It is generally believed that Psalm xlv., commonly known as "The Song of Loves," was composed on the occasion of Solomon's marriage—probably to Pharaoh's daughter; and here we find the Egyptian bride's dress described as "all glorious within and wrought of gold, a raiment of needlework." Both expressions refer to the same dress, and imply that the garment was embroidered with figures worked with threads of gold. The Egyptians were famous for their embroideries, and some mummies have been found wrapped up in clothing curiously ornamented with gold lace. At the present day, both in Egypt and Western Asia, it is usual for ladies of the highest rank to employ much of their time in working with the needle linen and cotton tissues in gold and silver thread and silk of different colours.
The use of nuptial crowns is of great antiquity. Among the Greeks and Romans they wore chaplets of flowers and leaves, and the modern Greeks retain this custom, employing such chaplets, decorated with ribbons and lace. Modern Jews do not use crowns in their marriage ceremonies, and they inform us that they have been discontinued since the last siege of Jerusalem by the Romans. The information which Gemara gives on this subject is briefly that the crown of the bridegroom was of gold and silver, or else a chaplet of roses, myrtle, or olives, and that the bride's crown was of the precious metals. There is also some mention of a crown made of salt and sulphur, worn by the bridegroom, the salt transparent as crystal, the figures being represented thereon in sulphur. Crowns play an important part in the nuptial ceremonies of the Greek Church; they are also still used by Scandinavian brides.

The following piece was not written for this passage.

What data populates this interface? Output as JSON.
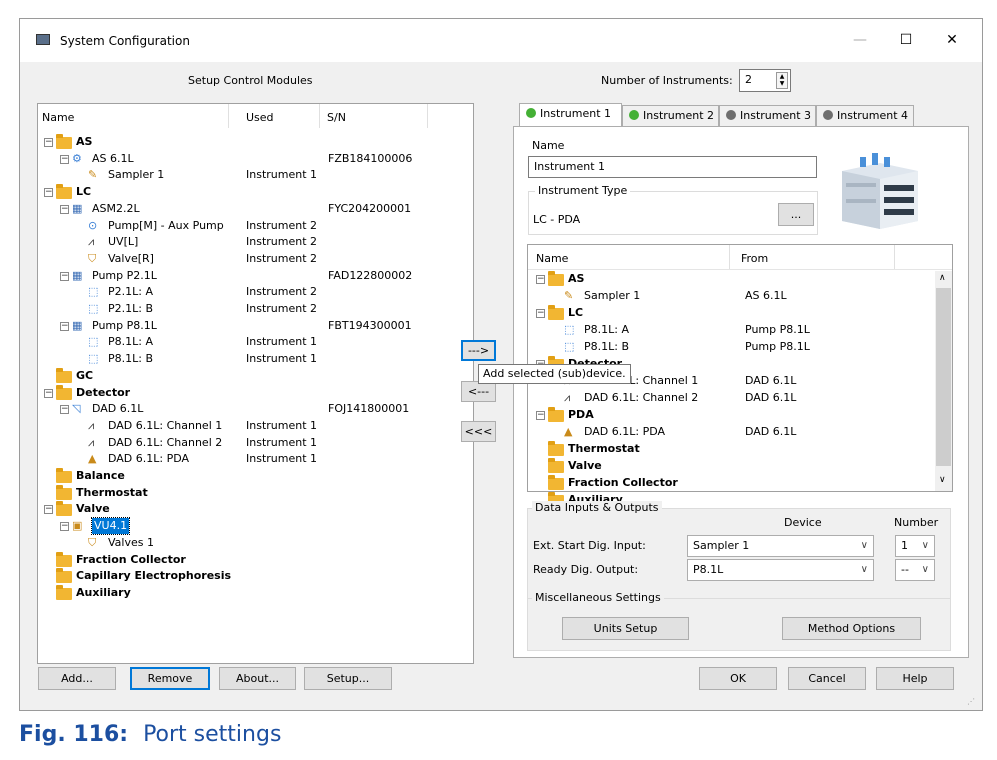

The ring in former days did not occupy the prominent position it does now, but was given, with other presents, to mark the completion of the contract. Its form is a symbol of eternity, and signifies the intention of both parties to keep the solemn covenant of which it is a pledge, or, as the Saxons called it, a "wed," from which we derive the term wedding. The Jews have a law which proclaims that the nuptial ring shall be of certain value, and must not be obtained by credit or gift. Formerly they were of large size and elaborate workmanship, but now the ordinary plain gold hoop is used.
A, JEWISH WEDDING RING, GERMAN, 17TH CENTURY; B, MODERN ITALIAN; C, ITALIAN, 14TH CENTURY; D, VENETIAN, 16TH CENTURY; E, ENGLISH, 1706; F, ENGLISH BRONZE BETROTHAL RING, 17TH CENTURY.

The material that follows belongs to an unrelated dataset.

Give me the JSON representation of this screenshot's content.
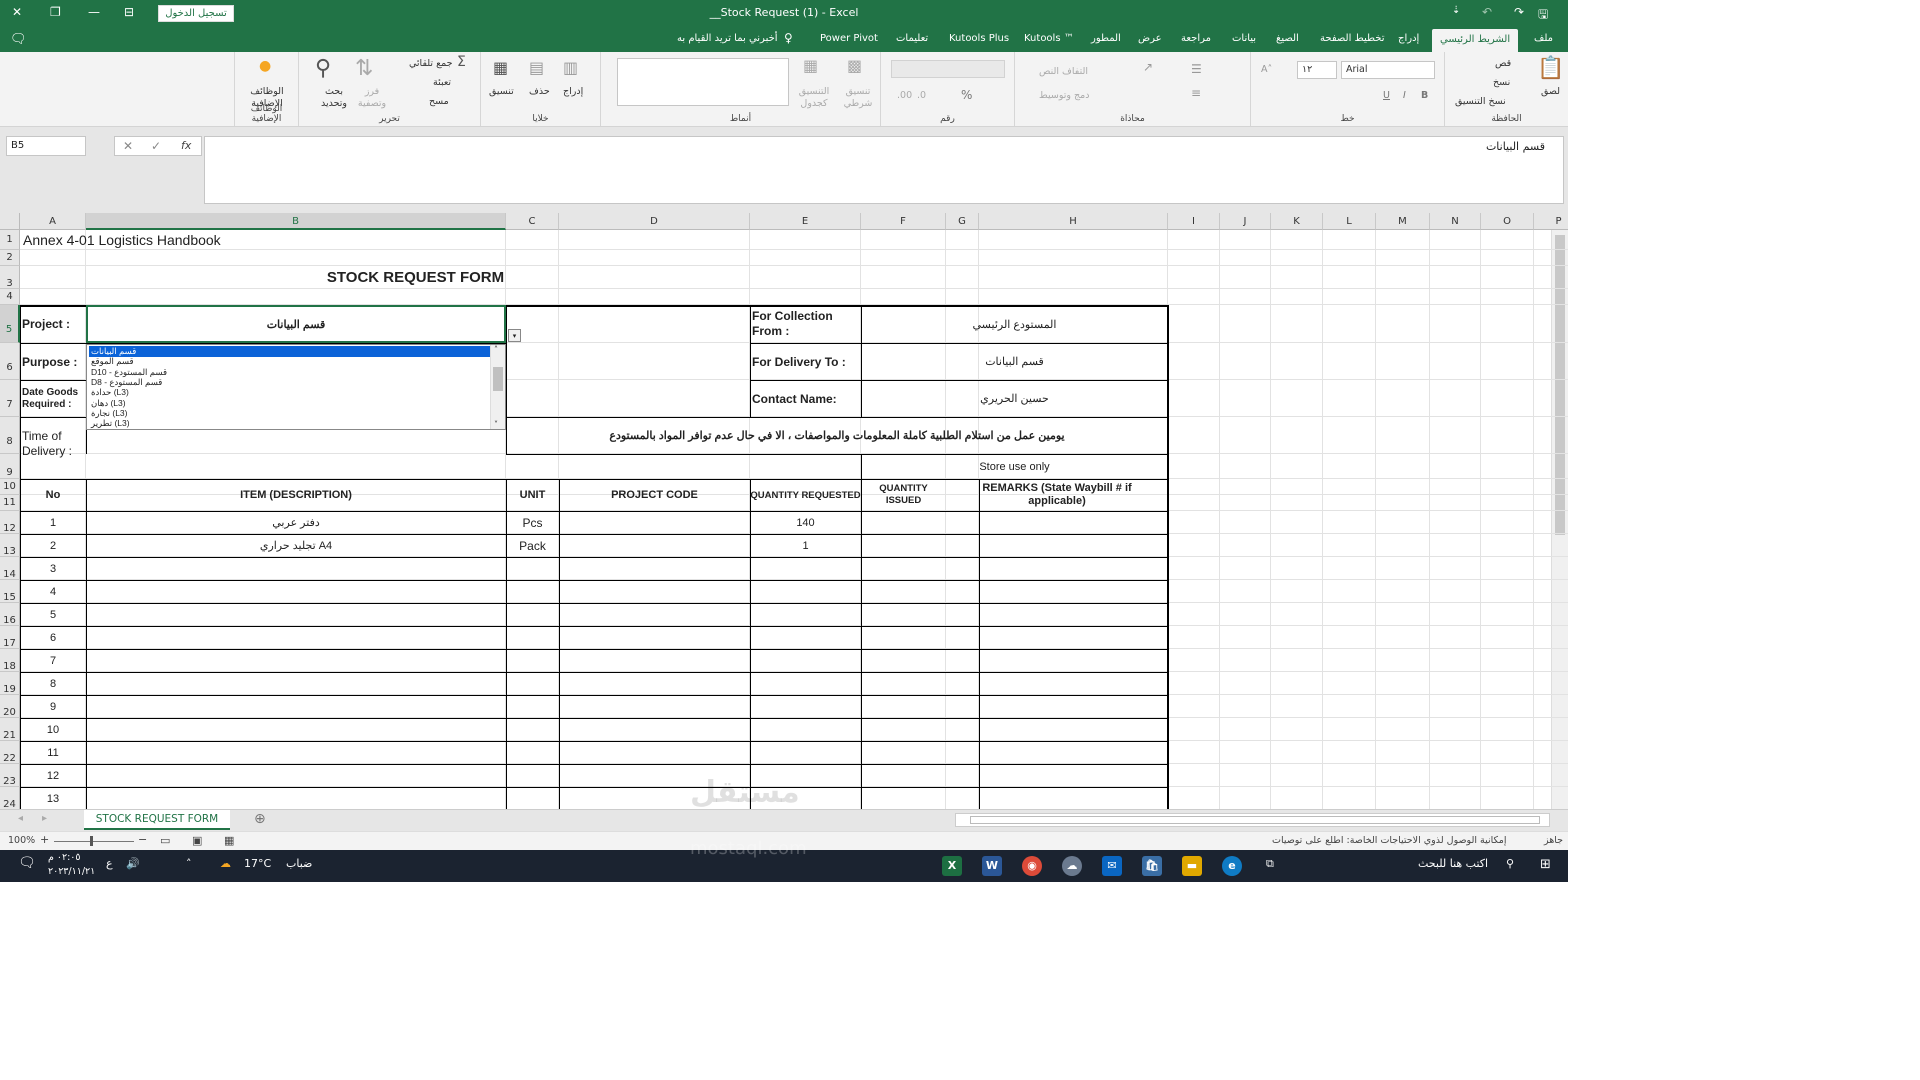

A wedding ring of the Shakespearian era has a portrait of Lucretia holding the dagger, the reverse side of the circle being formed by two clasped hands. This is a very common shape, and is shown in the illustration of the English wedding-ring E, dated 1706, where white enamel fingers support a rose diamond. The modern Italian peasant wedding-ring B is of gold in raised bosses, while C is of silver; F, bearing initials on vezet, is of bronze. A is a handsome Jewish wedding-ring, bearing the ark, and D also has a Hebrew inscription.
The gimmal betrothal ring was formerly a favourite pattern, and consisted of three circlets attached to a spring or pivot, and could be closed so as to appear like one solid ring. It was customary to break these asunder at the betrothal, the man and woman taking the upper and lower ones, and the witness the intermediate ring. When the marriage took place these were joined together and used at the ceremony. During the sixteenth and seventeenth centuries it was a common practice to engrave these emblems of affection with some appropriate motto. It was from Pagan Rome that European nations derive the wedding-ring, as they were used in their betrothals long before there is any trace of them elsewhere.
AN EASTERN BRIDE.
In describing the bridal costumes of different nations, it should be distinctly borne in mind that a large majority of the upper classes wear on such occasions the traditional white satin and orange blossoms with which we are all familiar. Many, however, prefer the picturesque national costume associated with the land of their birth, and it has been my principal object, in selecting the illustrations, to make them as typical as possible.